Померещилось? С ума я, что ли, схожу? Я стоял, лицом почти касаясь двери, и не мог обернуться. Мне еще надо было воскреснуть из мертвых.
— Вернись. Я тебя умоляю…
ГЛАВА ОДИННАДЦАТАЯ
Шляпа и гиря
Погода наладилась. Дни стоят солнечные, бодряще прохладные. Сад Трофимовых весь сквозит, но не совсем еще облетел. Мне лучше, и я решил прогуляться. Во дворе Муся ловко и весело колола дрова. Чурбачки так и разлетались от ее легких, точных ударов. Но я понимал, что теперь при виде колуна в ее руках мне всегда будет становиться не по себе.
Появилась Ольга Адольфовна. Поля широкополой фетровой шляпы красиво затеняли ее безмятежное лицо, и вся фигура дышала спокойной энергией.
— Куда это ты ходила при всем параде? — осведомилась Муся, опуская колун.

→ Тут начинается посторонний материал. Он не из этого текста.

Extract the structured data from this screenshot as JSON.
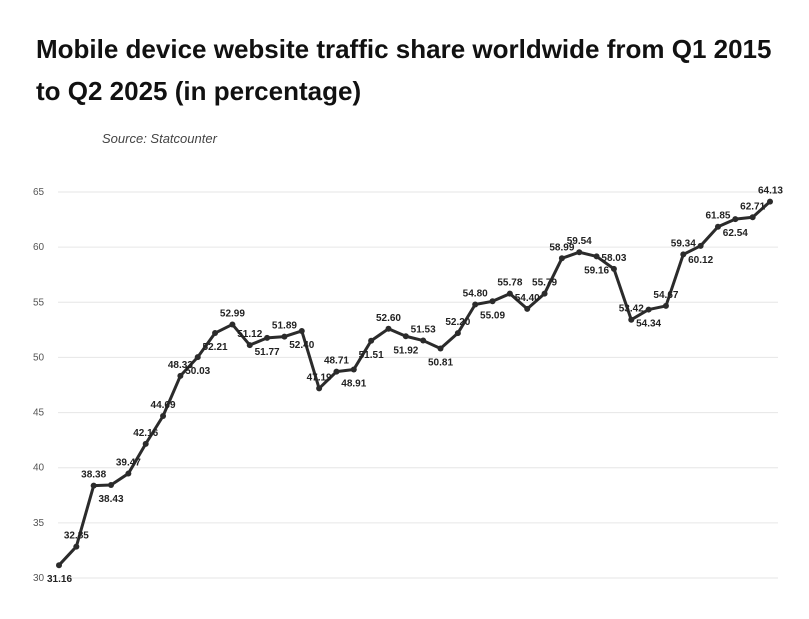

— К Костровым, ругаться. Знаешь, друзей можно принимать в затрапезном виде, это не имеет большого значения. Но когда предстоит неприятный разговор, необходимо хорошо одеться и причесаться. Это придает уверенности.
— И что же ты им сказала?
— Я была очень резкой! Мы говорили с мадам Костровой… хотя таких особ надо бы называть не «мадам», а «мабаб». Я сказала ей прямо, не обинуясь: «Прежде я полагала, что в вашем лице я имею дело с порядочным человеком. Теперь я вижу, как я заблуждалась!»
Муся захлопала в ладоши:
— Это достойно дипломатического приема! Ну, а Кострова?
— Она уклонилась от объяснения, хотя было видно, что смущена. И зла, как цепная собака. Сказала, что нашими расчетами ведает ее племянник, говорить надо с ним.